Sadece kutuplar –şimdilik- faaliyet alanı dışında. Bir de çöller!
Ardından aynı modelle (Franchising) çalışan diğer gruplar çıktı: Burger King, Pizza Hut, KFC, döner zincirleri, lahmacuncular, dürümcüler, özelllikle New York’ta adım başına karşınıza çıkan hot-dogs büfeleri…
Bizde bile TV kanallarında, internette, sitelerde, sosyal medya platformlarında yayınlanan sepetli-sepetsiz yiyecek reklamlarında görsel olarak ya hamburger yer alıyor, ya dürüm, ya döner ya da pizza… Ağızlarını şapırdata şapırdata yiyorlar. İştahla.
---
Sonuç?
Cevap: Günümüzde 2 salgın var. 1-Hazır yemek. 2-Video oyunları.
Hele ikisi birleşince tam bir felaket ortaya çıkıyor.

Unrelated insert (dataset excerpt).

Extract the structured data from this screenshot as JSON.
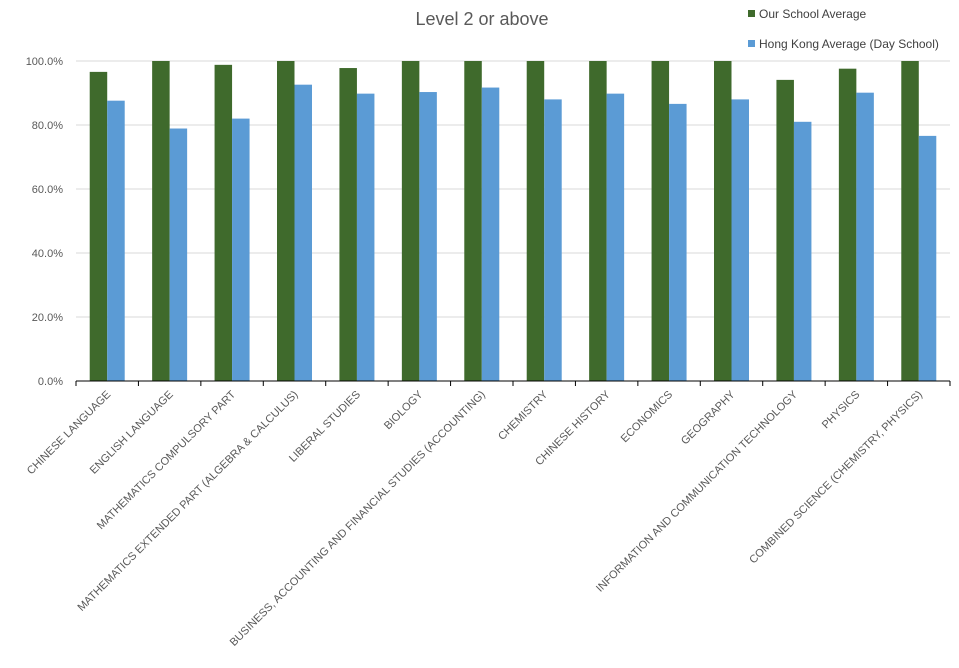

Çünkü, özellikle çocuklar ve gençler bol ketçap ve mayonezle, yani yağlı mı yağlı soslarla tepeleme doldurulmuş hamburger, dürüm, döner veya pizza paketleriyle televizyonlarının ya da playstation’larının karşısına geçiyorlar. Saatlerce ama saatlerce bir yandan atıştırıyor, bir yandan da video oyunlarına dalıyorlar.

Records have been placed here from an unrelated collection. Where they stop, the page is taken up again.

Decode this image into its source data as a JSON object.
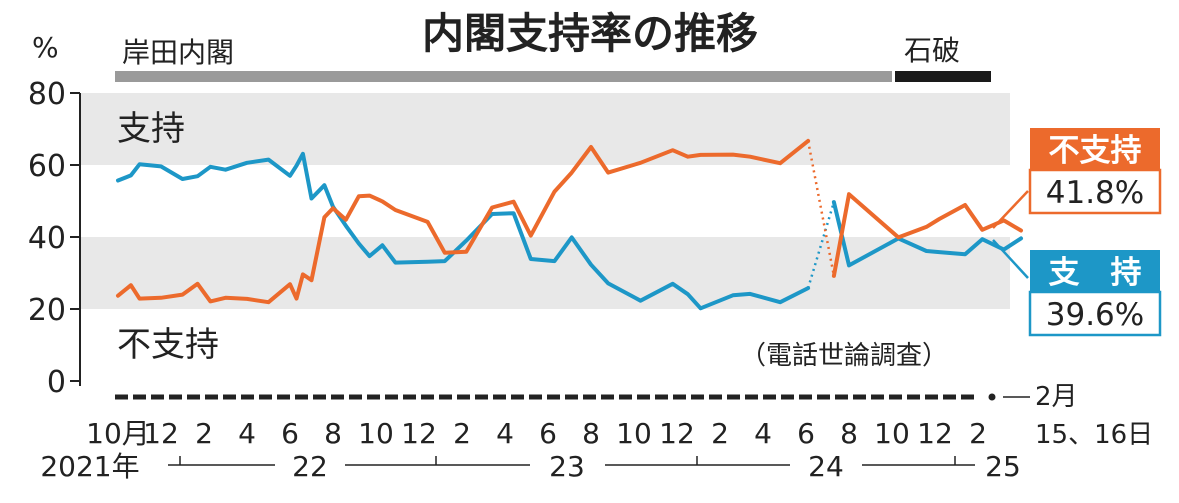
{
  "title": "内閣支持率の推移",
  "unit": "%",
  "cabinets": [
    {
      "label": "岸田内閣",
      "color": "#9a9a9a"
    },
    {
      "label": "石破",
      "color": "#1a1a1a"
    }
  ],
  "series_labels": {
    "approve": "支持",
    "disapprove": "不支持"
  },
  "note": "（電話世論調査）",
  "callouts": {
    "disapprove": {
      "label": "不支持",
      "value": "41.8%",
      "color": "#ec6a2c"
    },
    "approve": {
      "label": "支　持",
      "value": "39.6%",
      "color": "#1d97c7"
    }
  },
  "x_axis": {
    "month_ticks": [
      {
        "label": "10月",
        "m": 0
      },
      {
        "label": "12",
        "m": 2
      },
      {
        "label": "2",
        "m": 4
      },
      {
        "label": "4",
        "m": 6
      },
      {
        "label": "6",
        "m": 8
      },
      {
        "label": "8",
        "m": 10
      },
      {
        "label": "10",
        "m": 12
      },
      {
        "label": "12",
        "m": 14
      },
      {
        "label": "2",
        "m": 16
      },
      {
        "label": "4",
        "m": 18
      },
      {
        "label": "6",
        "m": 20
      },
      {
        "label": "8",
        "m": 22
      },
      {
        "label": "10",
        "m": 24
      },
      {
        "label": "12",
        "m": 26
      },
      {
        "label": "2",
        "m": 28
      },
      {
        "label": "4",
        "m": 30
      },
      {
        "label": "6",
        "m": 32
      },
      {
        "label": "8",
        "m": 34
      },
      {
        "label": "10",
        "m": 36
      },
      {
        "label": "12",
        "m": 38
      },
      {
        "label": "2",
        "m": 40
      }
    ],
    "year_labels": [
      {
        "label": "2021年",
        "m": 0
      },
      {
        "label": "22",
        "m": 8
      },
      {
        "label": "23",
        "m": 20
      },
      {
        "label": "24",
        "m": 32
      },
      {
        "label": "25",
        "m": 40
      }
    ],
    "end_label_1": "2月",
    "end_label_2": "15、16日"
  },
  "chart_data": {
    "type": "line",
    "title": "内閣支持率の推移",
    "ylabel": "%",
    "ylim": [
      0,
      80
    ],
    "yticks": [
      0,
      20,
      40,
      60,
      80
    ],
    "x_unit": "month index from 2021年10月",
    "grid_bands": [
      [
        20,
        40
      ],
      [
        60,
        80
      ]
    ],
    "series": [
      {
        "name": "支持",
        "color": "#1d97c7",
        "x": [
          0,
          0.6,
          1,
          2,
          3,
          3.7,
          4.3,
          5,
          6,
          7,
          8,
          8.3,
          8.6,
          9,
          9.6,
          10,
          10.6,
          11.2,
          11.7,
          12.3,
          12.9,
          14.4,
          15.2,
          16.2,
          17.4,
          18.4,
          19.2,
          20.3,
          21.1,
          22.0,
          22.8,
          24.3,
          25.8,
          26.5,
          27.1,
          28.6,
          29.4,
          30.8,
          32.1,
          33.3,
          34.0,
          36.3,
          37.6,
          38.2,
          39.4,
          40.2,
          41.2,
          42.0
        ],
        "y": [
          55.7,
          57.1,
          60.2,
          59.6,
          56.1,
          56.9,
          59.5,
          58.7,
          60.6,
          61.5,
          57.0,
          59.8,
          63.1,
          50.7,
          54.4,
          48.4,
          43.1,
          38.2,
          34.7,
          37.7,
          32.9,
          33.1,
          33.3,
          39.0,
          46.4,
          46.6,
          33.9,
          33.3,
          39.9,
          32.3,
          27.1,
          22.3,
          27.0,
          24.1,
          20.2,
          23.8,
          24.2,
          21.9,
          25.8,
          49.7,
          32.1,
          39.6,
          36.1,
          35.8,
          35.2,
          39.4,
          36.5,
          39.6
        ]
      },
      {
        "name": "不支持",
        "color": "#ec6a2c",
        "x": [
          0,
          0.6,
          1,
          2,
          3,
          3.7,
          4.3,
          5,
          6,
          7,
          8,
          8.3,
          8.6,
          9,
          9.6,
          10,
          10.6,
          11.2,
          11.7,
          12.3,
          12.9,
          14.4,
          15.2,
          16.2,
          17.4,
          18.4,
          19.2,
          20.3,
          21.1,
          22.0,
          22.8,
          24.3,
          25.8,
          26.5,
          27.1,
          28.6,
          29.4,
          30.8,
          32.1,
          33.3,
          34.0,
          36.3,
          37.6,
          38.2,
          39.4,
          40.2,
          41.2,
          42.0
        ],
        "y": [
          23.7,
          26.6,
          22.9,
          23.1,
          24.0,
          27.0,
          22.1,
          23.1,
          22.8,
          21.9,
          26.9,
          22.9,
          29.6,
          28.0,
          45.5,
          48.0,
          44.8,
          51.3,
          51.5,
          49.9,
          47.5,
          44.2,
          35.6,
          35.9,
          48.2,
          49.8,
          40.4,
          52.6,
          57.9,
          65.0,
          57.9,
          60.6,
          64.1,
          62.3,
          62.8,
          62.9,
          62.3,
          60.5,
          66.7,
          29.2,
          51.9,
          39.9,
          42.8,
          45.0,
          48.9,
          42.0,
          44.6,
          41.8
        ]
      }
    ],
    "dotted_segment_after_index": 38
  }
}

Spor sıfır. Hareket tuvalete gitme dışında sıfır…
Sadece yiyorlar ve oynuyorlar…
---
Sonucun sonucu:
Birleşmiş Milletler Çocuklara Yardım Fonu’nun (UNİCEF) son araştırmasına göre, dünyada obez çocuk sayısı düşük kiloluları geçti.
Çocuklar elbette farkında veya bilincinde değil, bu sağlıksız ve tehlikeli beslenme ileride onlara tip-2 diyabet, kalp-damar hastalıkları, kanser olarak dönecek.
Devletlere de yüklü sağlık gideri olarak…
Biz belki göremeyeceğiz ama dünyamızı insan sağlığı açısından çok karanlık bir gelecek bekliyor.
Ve bütün bunlar Richard ve Maurice McDonald adlı iki kardeşin küçücük bir hambuger büfesiyle başladı!